東芝は22日、低コストで高効率なタンデム型太陽電池の実現に向け、世界最高の発電効率8・4%を達成した透過型亜酸化銅(Cu2O)太陽電池を開発したと発表した。同電池を電気自動車(EV)に搭載した場合、無充電の航続距離は1日当たり約35㌔㍍に達するという。今後、10%の発電効率を目指して開発を継続し、2023年度をめどに評価用サンプルの出荷を開始する。
タンデム型太陽電池は、異なる性質の太陽電池(セル)をボトムセル、トップセルとして重ね合わせ、両方のセルで発電することで全体の発電効率が高められる特徴を持つ。既存のシリコン(Si)太陽電池などをボトムセルに用いた研究開発が進む中、同社は19年に世界で初めて、トップセルとして低コスト化が可能な透過型Cu2O太陽電池を開発した。

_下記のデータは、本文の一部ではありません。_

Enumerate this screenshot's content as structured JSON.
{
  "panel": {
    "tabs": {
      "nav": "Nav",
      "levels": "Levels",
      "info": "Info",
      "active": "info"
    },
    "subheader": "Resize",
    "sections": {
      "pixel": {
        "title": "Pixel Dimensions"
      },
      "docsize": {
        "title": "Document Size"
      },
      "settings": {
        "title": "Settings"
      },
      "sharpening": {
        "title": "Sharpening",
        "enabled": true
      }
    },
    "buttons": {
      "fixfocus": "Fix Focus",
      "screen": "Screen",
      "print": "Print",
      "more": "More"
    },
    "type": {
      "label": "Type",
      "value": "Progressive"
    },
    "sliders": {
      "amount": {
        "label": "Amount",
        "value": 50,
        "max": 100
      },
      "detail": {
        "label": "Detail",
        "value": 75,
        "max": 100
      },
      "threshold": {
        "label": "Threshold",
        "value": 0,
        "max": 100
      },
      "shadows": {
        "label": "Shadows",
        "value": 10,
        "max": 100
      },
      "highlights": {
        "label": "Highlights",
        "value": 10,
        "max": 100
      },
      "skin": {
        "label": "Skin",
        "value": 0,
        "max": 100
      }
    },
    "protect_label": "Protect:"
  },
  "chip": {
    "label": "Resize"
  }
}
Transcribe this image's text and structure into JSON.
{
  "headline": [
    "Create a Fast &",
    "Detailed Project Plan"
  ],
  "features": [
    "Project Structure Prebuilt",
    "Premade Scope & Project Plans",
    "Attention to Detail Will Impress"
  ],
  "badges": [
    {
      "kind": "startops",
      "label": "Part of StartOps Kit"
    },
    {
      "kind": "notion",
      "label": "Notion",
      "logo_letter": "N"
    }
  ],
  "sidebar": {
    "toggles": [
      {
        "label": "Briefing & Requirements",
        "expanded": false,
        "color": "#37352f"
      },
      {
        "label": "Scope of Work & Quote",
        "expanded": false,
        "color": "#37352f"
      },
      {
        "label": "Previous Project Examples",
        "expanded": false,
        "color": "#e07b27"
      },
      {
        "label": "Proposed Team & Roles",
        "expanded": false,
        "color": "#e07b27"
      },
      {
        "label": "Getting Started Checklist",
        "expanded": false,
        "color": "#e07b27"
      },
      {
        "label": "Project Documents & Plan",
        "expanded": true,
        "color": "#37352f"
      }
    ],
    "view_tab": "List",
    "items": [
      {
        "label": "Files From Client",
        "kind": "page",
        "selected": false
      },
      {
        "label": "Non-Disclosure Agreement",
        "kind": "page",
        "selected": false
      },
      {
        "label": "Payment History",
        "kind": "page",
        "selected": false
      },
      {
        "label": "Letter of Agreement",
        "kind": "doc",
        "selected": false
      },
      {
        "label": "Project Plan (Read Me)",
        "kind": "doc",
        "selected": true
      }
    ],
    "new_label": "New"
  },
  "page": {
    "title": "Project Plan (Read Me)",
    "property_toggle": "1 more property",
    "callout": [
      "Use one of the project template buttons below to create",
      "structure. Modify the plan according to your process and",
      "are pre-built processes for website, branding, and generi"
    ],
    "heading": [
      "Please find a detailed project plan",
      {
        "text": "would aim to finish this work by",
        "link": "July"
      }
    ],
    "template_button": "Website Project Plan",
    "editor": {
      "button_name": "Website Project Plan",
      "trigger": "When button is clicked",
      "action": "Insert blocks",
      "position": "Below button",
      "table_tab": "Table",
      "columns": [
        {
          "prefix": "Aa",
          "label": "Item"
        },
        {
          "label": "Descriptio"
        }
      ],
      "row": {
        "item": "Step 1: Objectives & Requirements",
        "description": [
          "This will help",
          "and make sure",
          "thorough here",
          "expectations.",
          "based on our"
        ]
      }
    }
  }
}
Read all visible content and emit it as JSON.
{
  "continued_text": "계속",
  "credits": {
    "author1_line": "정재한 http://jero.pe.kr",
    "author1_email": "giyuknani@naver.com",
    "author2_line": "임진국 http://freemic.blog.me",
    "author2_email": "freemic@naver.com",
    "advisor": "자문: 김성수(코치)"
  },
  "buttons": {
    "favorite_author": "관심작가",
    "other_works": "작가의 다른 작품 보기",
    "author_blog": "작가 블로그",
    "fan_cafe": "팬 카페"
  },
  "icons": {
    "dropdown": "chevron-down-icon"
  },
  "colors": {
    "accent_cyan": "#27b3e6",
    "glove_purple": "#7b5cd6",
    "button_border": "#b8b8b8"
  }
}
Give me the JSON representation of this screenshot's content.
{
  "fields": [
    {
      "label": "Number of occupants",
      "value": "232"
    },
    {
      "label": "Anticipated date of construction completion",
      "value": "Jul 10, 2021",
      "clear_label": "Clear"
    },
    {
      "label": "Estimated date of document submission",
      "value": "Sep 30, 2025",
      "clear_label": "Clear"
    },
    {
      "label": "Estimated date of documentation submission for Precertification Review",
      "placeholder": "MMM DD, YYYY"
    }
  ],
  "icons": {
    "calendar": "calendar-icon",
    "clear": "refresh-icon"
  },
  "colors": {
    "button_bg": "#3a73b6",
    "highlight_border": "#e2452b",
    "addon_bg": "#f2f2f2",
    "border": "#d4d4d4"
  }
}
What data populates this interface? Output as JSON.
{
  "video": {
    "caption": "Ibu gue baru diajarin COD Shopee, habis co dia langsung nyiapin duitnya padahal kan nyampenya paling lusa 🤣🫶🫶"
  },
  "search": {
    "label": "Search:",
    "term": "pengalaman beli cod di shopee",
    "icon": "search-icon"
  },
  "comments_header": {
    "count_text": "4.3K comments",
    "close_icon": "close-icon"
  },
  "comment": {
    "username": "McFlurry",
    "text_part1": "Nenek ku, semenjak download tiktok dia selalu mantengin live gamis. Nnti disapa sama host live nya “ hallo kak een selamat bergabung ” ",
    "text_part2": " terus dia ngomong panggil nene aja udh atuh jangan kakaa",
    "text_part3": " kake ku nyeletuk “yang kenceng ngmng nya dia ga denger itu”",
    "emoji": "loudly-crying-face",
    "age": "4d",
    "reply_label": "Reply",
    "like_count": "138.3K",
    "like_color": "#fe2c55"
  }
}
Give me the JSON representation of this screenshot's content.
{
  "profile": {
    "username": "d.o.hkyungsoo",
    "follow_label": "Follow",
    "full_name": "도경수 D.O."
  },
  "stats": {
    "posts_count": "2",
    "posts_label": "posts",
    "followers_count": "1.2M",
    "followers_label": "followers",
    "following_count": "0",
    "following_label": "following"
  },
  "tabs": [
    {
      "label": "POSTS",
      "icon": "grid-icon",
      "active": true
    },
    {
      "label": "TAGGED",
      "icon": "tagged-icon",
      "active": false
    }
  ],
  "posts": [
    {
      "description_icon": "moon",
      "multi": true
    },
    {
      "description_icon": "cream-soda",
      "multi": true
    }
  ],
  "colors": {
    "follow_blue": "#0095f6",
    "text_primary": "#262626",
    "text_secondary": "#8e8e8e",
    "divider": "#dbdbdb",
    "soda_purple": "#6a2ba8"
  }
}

今回、発電層の不純物を抑制することで、世界最高の発電効率8・4%の実現に成功。発電効率25%の高効率Si太陽電池に重ね合わせたCu2O/Siタンデム型太陽電池全体としての発電効率は27・4%と試算でき、Si太陽電池の世界最高効率26・7%を超える性能を持つことを確認した。
このCu2O/Siタンデム型太陽電池をEVのルーフやボンネットに搭載した場合、1日の航続距離は約35㌔㍍になると試算できるという。太陽光発電によって車載電池に補充し続けることで、自宅や充電ステーションでの充電なしでも長期間の走行が可能になるとしている。